Original title: Voyage au centre de la Terre
English title: Journey to the Center of the Earth (wydawane także jako A Journey to the Centre of the Earth i A Journey into the Interior of the Earth)
Author(s): Jules Verne
Release year: 1864 (FR),
Publisher: Pierre-Jules Hetzel (FR)
Why in Database: Absolutely classic adventure book – with three fragments with mentions of turtles, all of them we quote below (translated by Frederick Amadeus Malleson):
Still my imagination carried me away amongst the wonderful speculations of palæontology. Though awake I fell into a dream. I thought I could see floating on the surface of the waters enormous chelonia, pre-adamite tortoises, resembling floating islands.
Hans wants to tack to get away from this dangerous neighbourhood; but he sees on the other hand enemies not less terrible; a tortoise forty feet long, and a serpent of thirty, lifting its fearful head and gleaming eyes above the flood.
Flight was out of the question now. The reptiles rose; they wheeled around our little raft with a rapidity greater than that of express trains. They described around us gradually narrowing circles. I took up my rifle. But what could a ball do against the scaly armour with which these enormous beasts were clad?
We stood dumb with fear. They approach us close: on one side the crocodile, on the other the serpent. The remainder of the sea monsters have disappeared. I prepare to fire. Hans stops me by a gesture. The two monsters pass within a hundred and fifty yards of the raft, and hurl themselves the one upon the other, with a fury which prevents them from seeing us.
At three hundred yards from us the battle was fought. We could distinctly observe the two monsters engaged in deadly conflict. But it now seems to me as if the other animals were taking part in the fray—the porpoise, the whale, the lizard, the tortoise. Every moment I seem to see one or other of them. I point them to the Icelander. He shakes his head negatively.
”Tva,” says he.
”What two? Does he mean that there are only two animals?”
”He is right,” said my uncle, whose glass has never left his eye.
”Surely you must be mistaken,” I cried.
”No: the first of those monsters has a porpoise’s snout, a lizard’s head, a crocodile’s teeth; and hence our mistake. It is the ichthyosaurus (the fish lizard), the most terrible of the ancient monsters of the deep.”
”And the other?”
”The other is a plesiosaurus (almost lizard), a serpent, armoured with the carapace and the paddles of a turtle; he is the dreadful enemy of the other.”

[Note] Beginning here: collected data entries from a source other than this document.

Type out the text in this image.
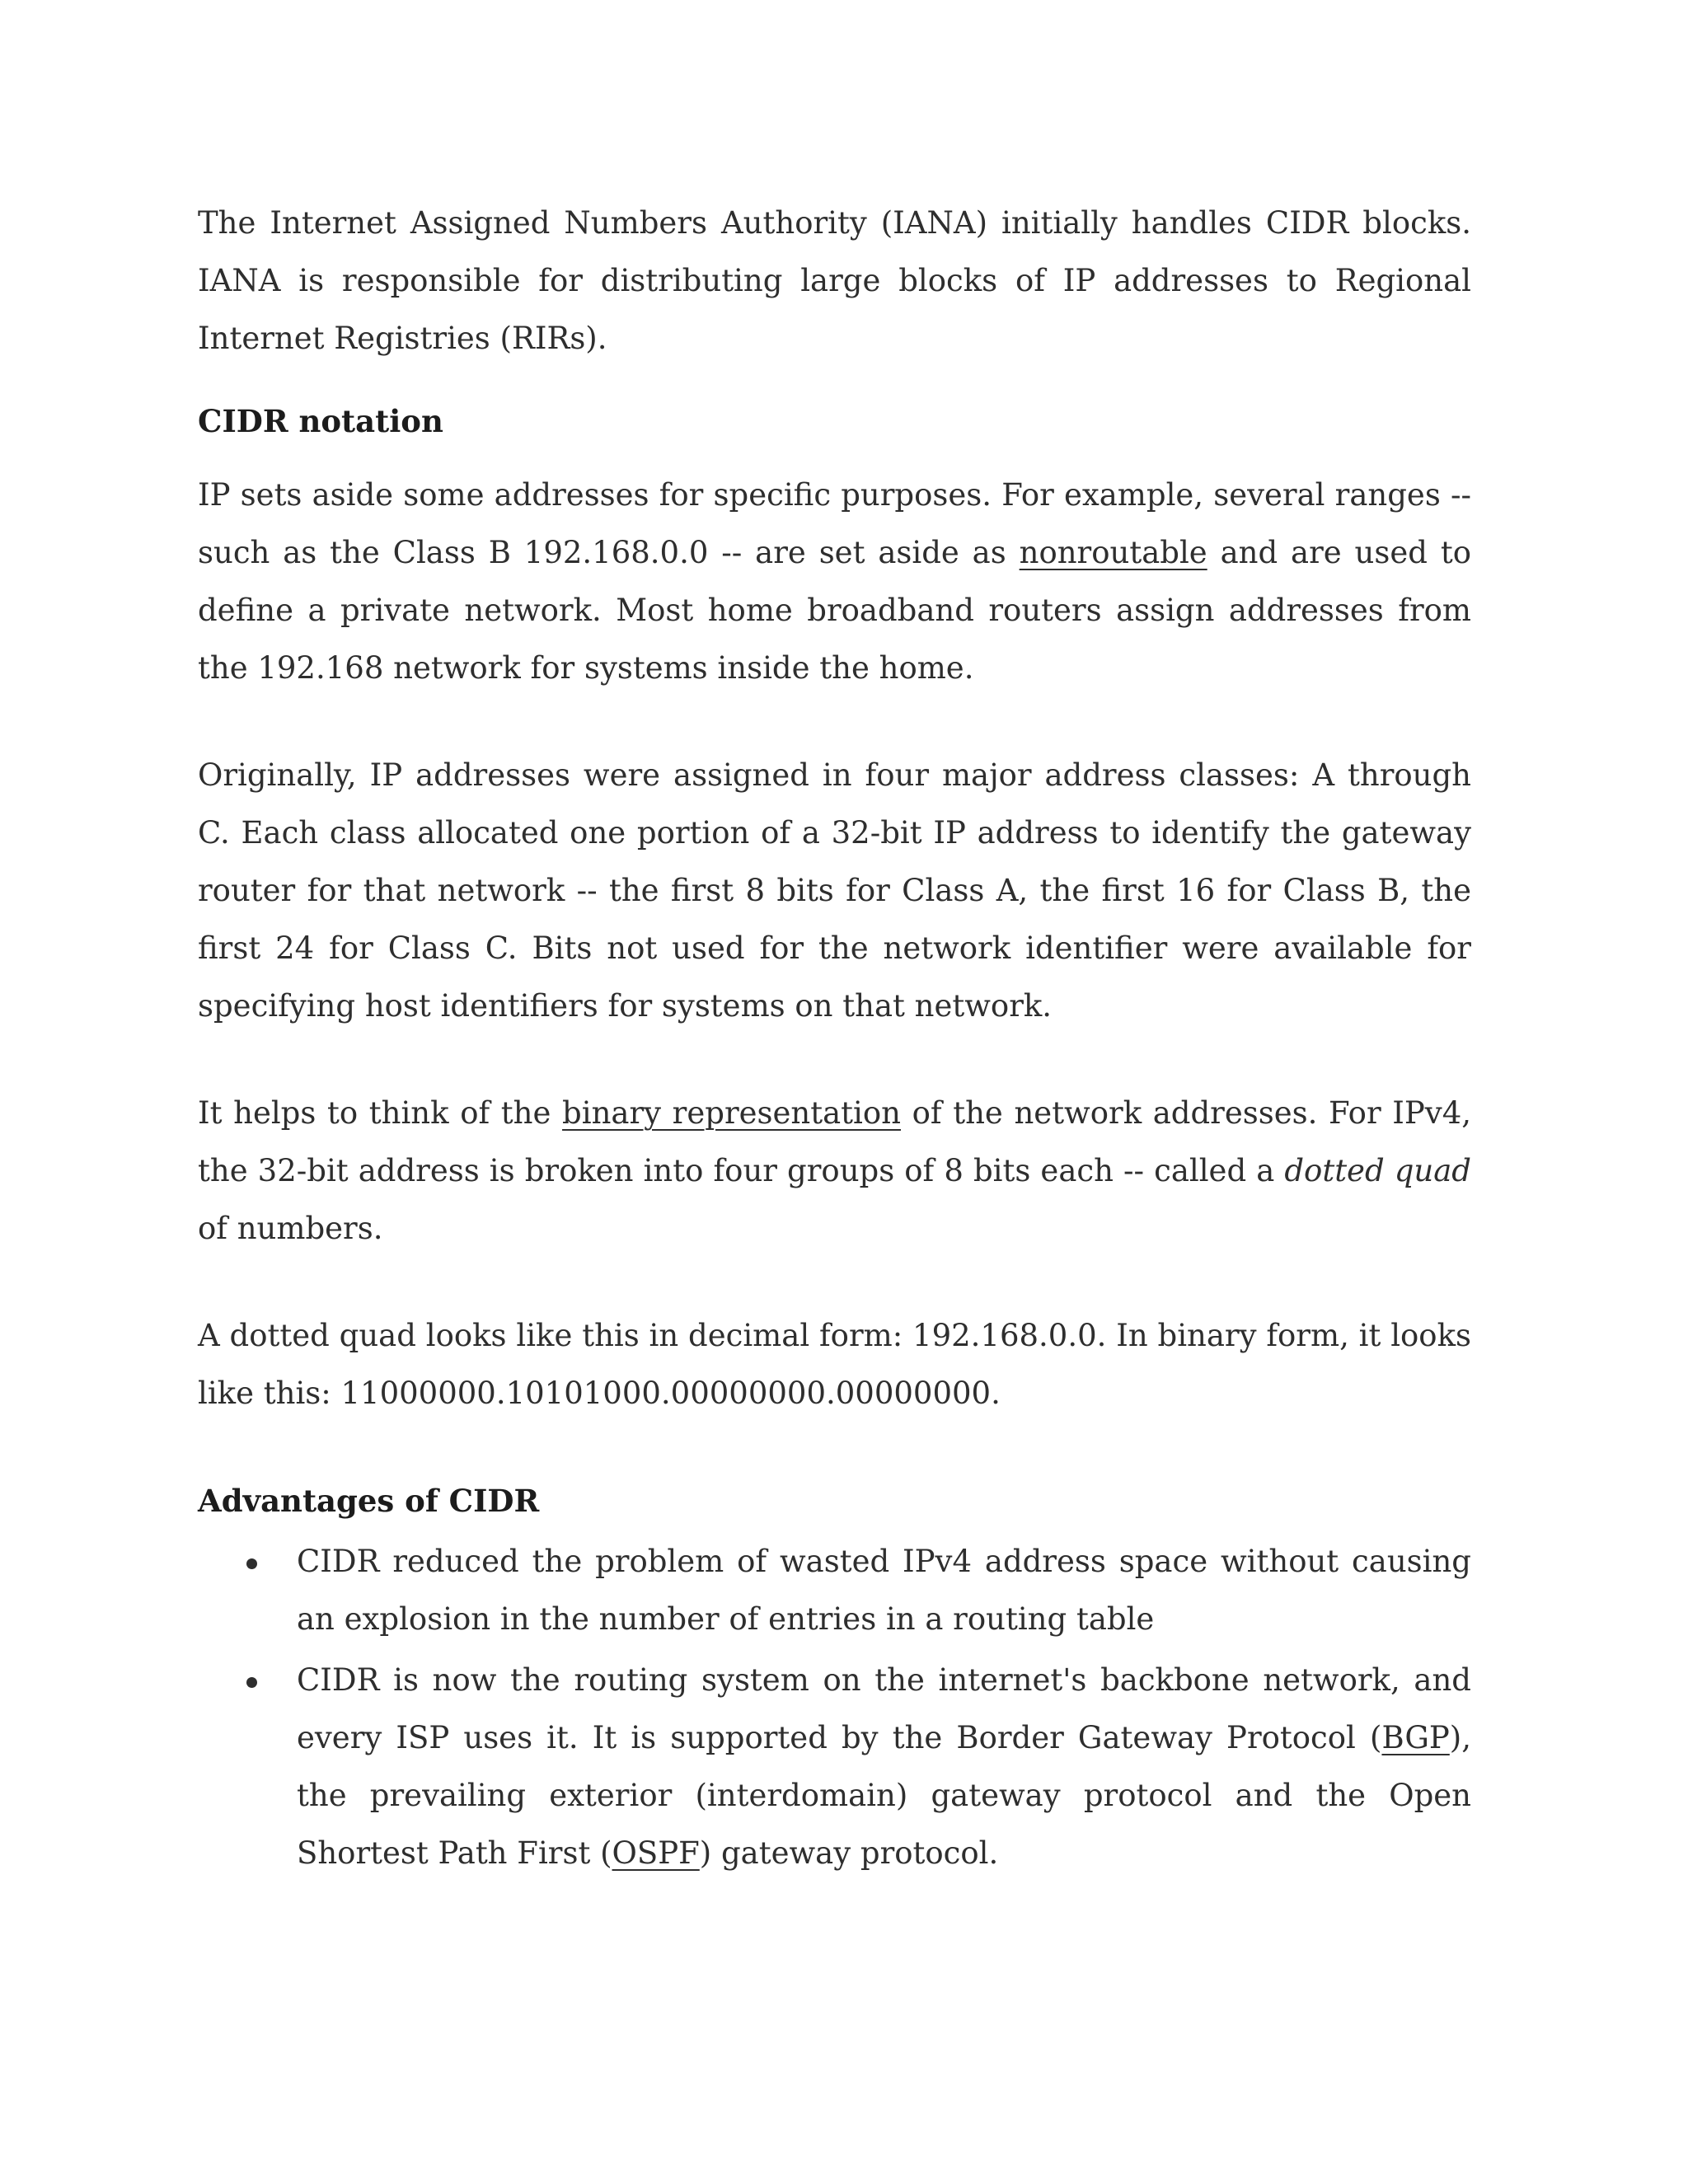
The Internet Assigned Numbers Authority (IANA) initially handles CIDR blocks. IANA is responsible for distributing large blocks of IP addresses to Regional Internet Registries (RIRs).

CIDR notation

IP sets aside some addresses for specific purposes. For example, several ranges -- such as the Class B 192.168.0.0 -- are set aside as nonroutable and are used to define a private network. Most home broadband routers assign addresses from the 192.168 network for systems inside the home.

Originally, IP addresses were assigned in four major address classes: A through C. Each class allocated one portion of a 32-bit IP address to identify the gateway router for that network -- the first 8 bits for Class A, the first 16 for Class B, the first 24 for Class C. Bits not used for the network identifier were available for specifying host identifiers for systems on that network.

It helps to think of the binary representation of the network addresses. For IPv4, the 32-bit address is broken into four groups of 8 bits each -- called a dotted quad of numbers.

A dotted quad looks like this in decimal form: 192.168.0.0. In binary form, it looks like this: 11000000.10101000.00000000.00000000.

Advantages of CIDR

CIDR reduced the problem of wasted IPv4 address space without causing an explosion in the number of entries in a routing table
CIDR is now the routing system on the internet's backbone network, and every ISP uses it. It is supported by the Border Gateway Protocol (BGP), the prevailing exterior (interdomain) gateway protocol and the Open Shortest Path First (OSPF) gateway protocol.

And leaving Hans to his work we started off together. The space between the water and the foot of the cliffs was considerable. It took half an hour to bring us to the wall of rock. We trampled under our feet numberless shells of all the forms and sizes which existed in the earliest ages of the world. I also saw immense carapaces more than fifteen feet in diameter. They had been the coverings of those gigantic glyptodons or armadilloes of the pleiocene period, of which the modern tortoise is but a miniature representative.